EOS Delegate Proof of Stake
EOS uses a Delegated Proof of Stake (DPoS) consensus protocol. The protocol relies on 21 elected block producers to reach consensus with a super-majority (two thirds plus one node). EOS participants can stake their EOS tokens, in order to participate in the voting procedure to select these delegates. This means that voting is based on wealth, with 1 token counting as one vote for up to 30 different block producers. Votes are re-calculated every two minutes approximately, and voting can also be delegated. When un-staked, tokens are locked for three days.
Block.one Voting Power
Block.one’s move to participate in the voting process has been criticized by some, because of the large percentage of EOS tokens held by the company. As the creators of EOS, Block.one have allocated themselves 100 million of the 1 billion EOS initially created.
Whilst this “only” constitutes 10% of all available tokens, this number does not tell the full story. At the time of writing, 280 million EOS tokens are staked according to the official tracking page. Adding Block.one’s 100 million tokens would bring this number up to 380 million. Thus, the company would hold a voting power of approximately 26%. Some see this as an excessive share of influence in who gets to produce the blocks on the EOS blockchain.
Not the first criticism
This is not the first time EOS’s model has been questioned for excessive centralization. The small number of validator nodes has been controversial since the beginning. The delegate voting model coupled with the high benefits of becoming a delegate has been criticized as a risk by many, including Ethereum’s founder Vitalik Buterin in this post.

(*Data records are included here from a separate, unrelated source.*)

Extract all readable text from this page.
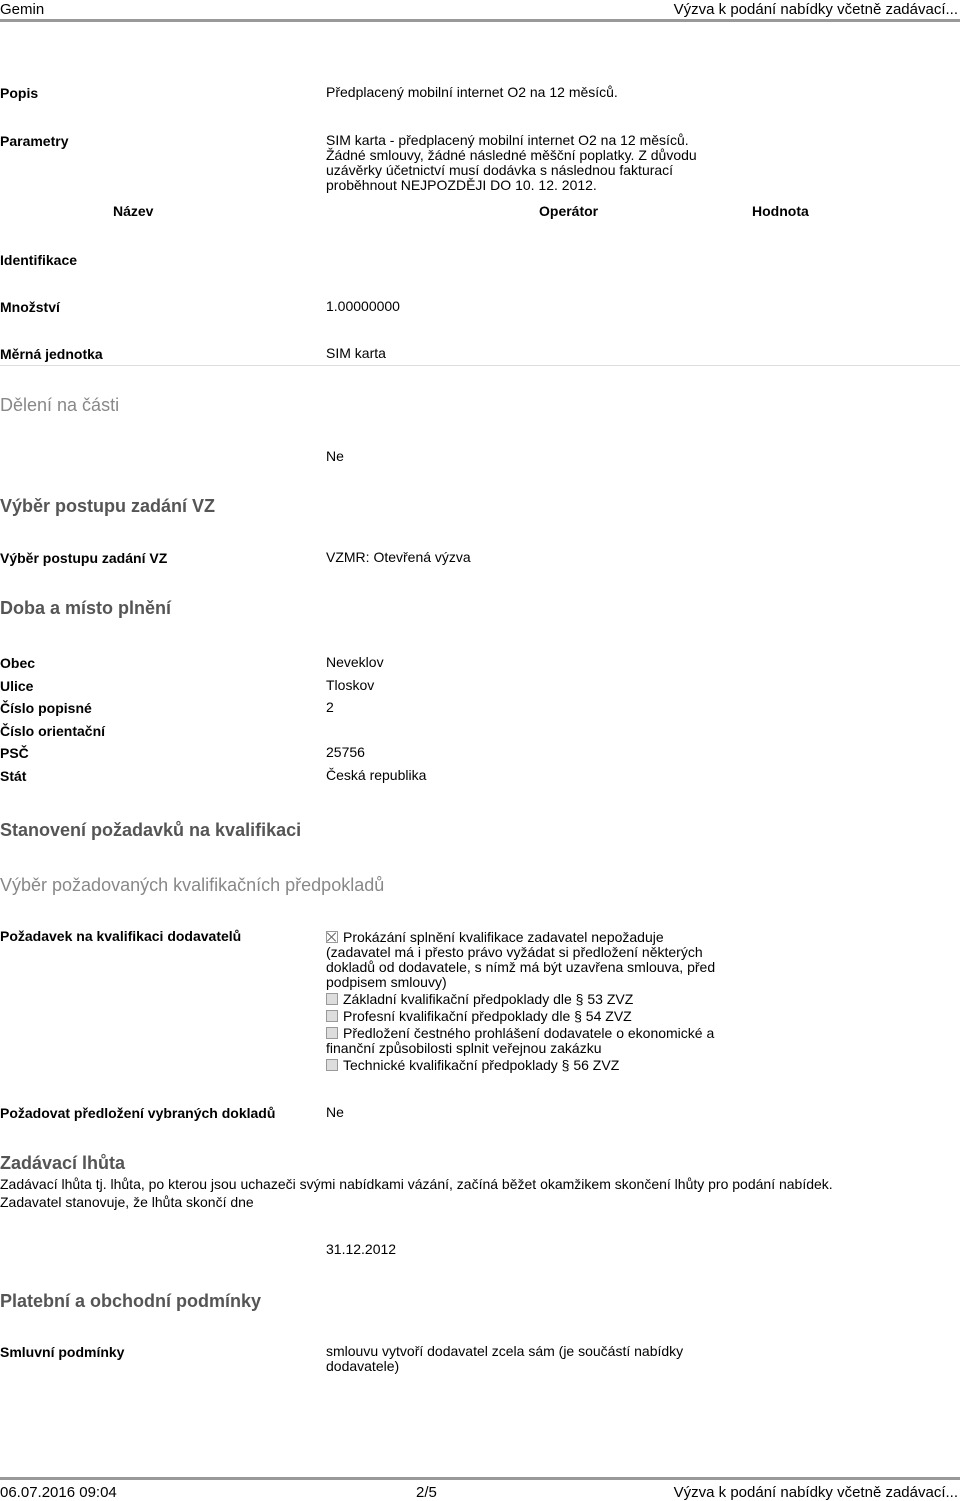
Gemin	Výzva k podání nabídky včetně zadávací...
Popis	Předplacený mobilní internet O2 na 12 měsíců.
Parametry	SIM karta - předplacený mobilní internet O2 na 12 měsíců.
Žádné smlouvy, žádné následné měšční poplatky. Z důvodu
uzávěrky účetnictví musí dodávka s následnou fakturací
proběhnout NEJPOZDĚJI DO 10. 12. 2012.
Název	Operátor	Hodnota
Identifikace
Množství	1.00000000
Měrná jednotka	SIM karta
Dělení na části
Ne
Výběr postupu zadání VZ
Výběr postupu zadání VZ	VZMR: Otevřená výzva
Doba a místo plnění
Obec	Neveklov
Ulice	Tloskov
Číslo popisné	2
Číslo orientační
PSČ	25756
Stát	Česká republika
Stanovení požadavků na kvalifikaci
Výběr požadovaných kvalifikačních předpokladů
Požadavek na kvalifikaci dodavatelů	Prokázání splnění kvalifikace zadavatel nepožaduje
(zadavatel má i přesto právo vyžádat si předložení některých
dokladů od dodavatele, s nímž má být uzavřena smlouva, před
podpisem smlouvy)
Základní kvalifikační předpoklady dle § 53 ZVZ
Profesní kvalifikační předpoklady dle § 54 ZVZ
Předložení čestného prohlášení dodavatele o ekonomické a
finanční způsobilosti splnit veřejnou zakázku
Technické kvalifikační předpoklady § 56 ZVZ
Požadovat předložení vybraných dokladů	Ne
Zadávací lhůta
Zadávací lhůta tj. lhůta, po kterou jsou uchazeči svými nabídkami vázání, začíná běžet okamžikem skončení lhůty pro podání nabídek.
Zadavatel stanovuje, že lhůta skončí dne
31.12.2012
Platební a obchodní podmínky
Smluvní podmínky	smlouvu vytvoří dodavatel zcela sám (je součástí nabídky
dodavatele)
06.07.2016 09:04	2/5	Výzva k podání nabídky včetně zadávací...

In addition, EOS’s main network launch has been marked by technical glitches, which saw the network go offline for a few hours. The issues we quickly resolved by patches provided by Block.one. However, as this first “freeze” came less than 2 days after network launch and three weeks after a major security issue had been discovered and fixed in the code, confidence in EOS has been dented.
Accounts being frozen for security reasons and other governance debates have also not helped the system’s reputation.
However, whilst all of EOS’s issues should be taken seriously, let’s not forget that we are entering new territory. Making third generation blockchains work is as much of a social experiment, as it is a technical endeavor. We still do not know if Delegated Proof of Stake is a viable alternative to Proof of Work. We also haven’t figured out yet how to govern blockchains effectively. It seems clear that, right now, EOS represents a slightly less decentralized blockchain model. But maybe for some applications, this is sufficient or even required. Time will tell.